La situation est particulièrement alarmante en Afrique du Nord, où l’effondrement atteint des proportions inédites. La région n’a capté que 17 milliards USD en 2025 contre 51 milliards en 2024, enregistrant ainsi un recul vertigineux de 67%. Cette dégringolade témoigne d’une crise de confiance aux conséquences potentiellement dévastatrices pour les économies concernées.
Le « Global Investment Trends Monitor » publié mardi 20 janvier dresse un constat sans appel : l’Afrique devient paradoxalement moins attractive alors même que ses besoins de financement pour les infrastructures et la transition énergétique n’ont jamais été aussi criants.

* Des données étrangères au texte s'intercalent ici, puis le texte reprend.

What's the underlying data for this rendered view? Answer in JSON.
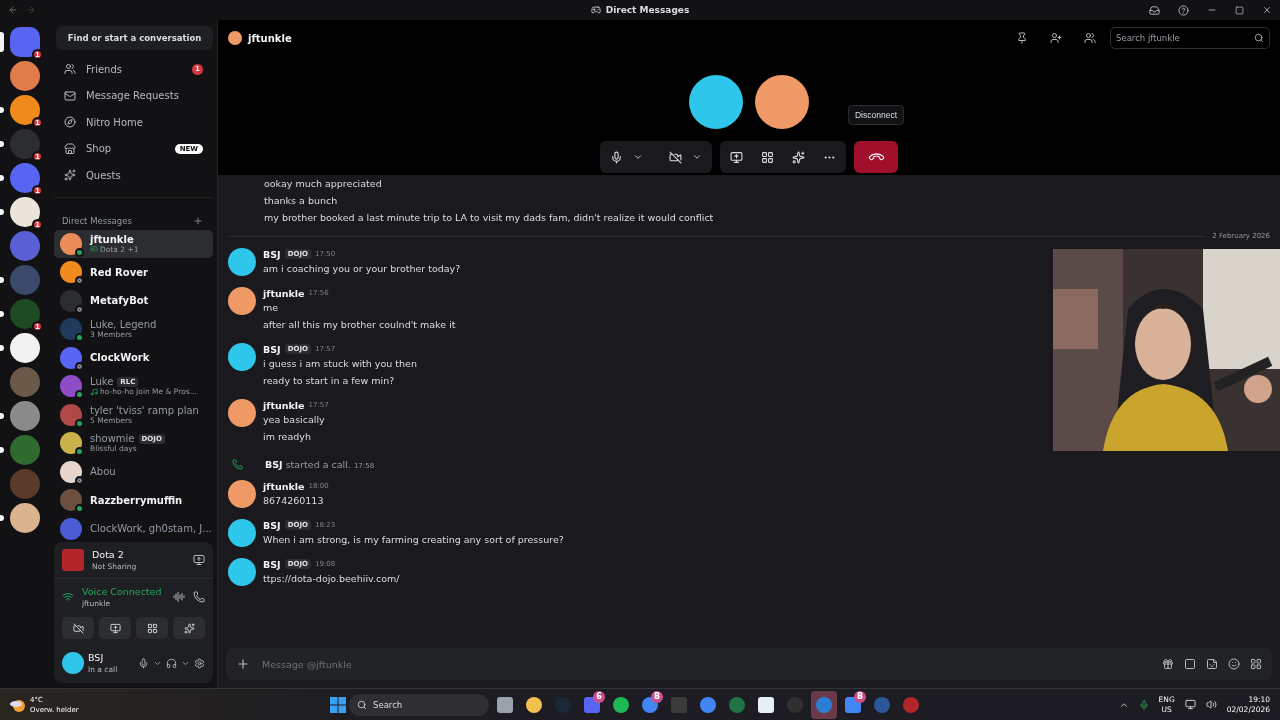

Cette désaffection des investisseurs internationaux compromet gravement les perspectives de développement et d’industrialisation du continent.
Plusieurs facteurs expliquent cette tendance inquiétante : l’incertitude géopolitique croissante, la persistance des risques sécuritaires dans certaines régions, la volatilité des marchés mondiaux et la concurrence accrue pour les capitaux dans un contexte économique mondial morose. Les pays africains se retrouvent ainsi doublement pénalisés : par la baisse des IDE et par l’augmentation du coût du crédit sur les marchés internationaux.
Cette situation exige une réponse urgente et coordonnée des États africains. Il devient impératif de créer des cadres d’investissement plus attractifs, de renforcer la sécurité juridique, d’accélérer l’intégration économique régionale et de mieux communiquer sur les opportunités réelles qu’offre le continent. Sans une action décisive, l’Afrique risque de voir se prolonger cette crise des investissements qui menace directement son développement et sa stabilité socio-économique.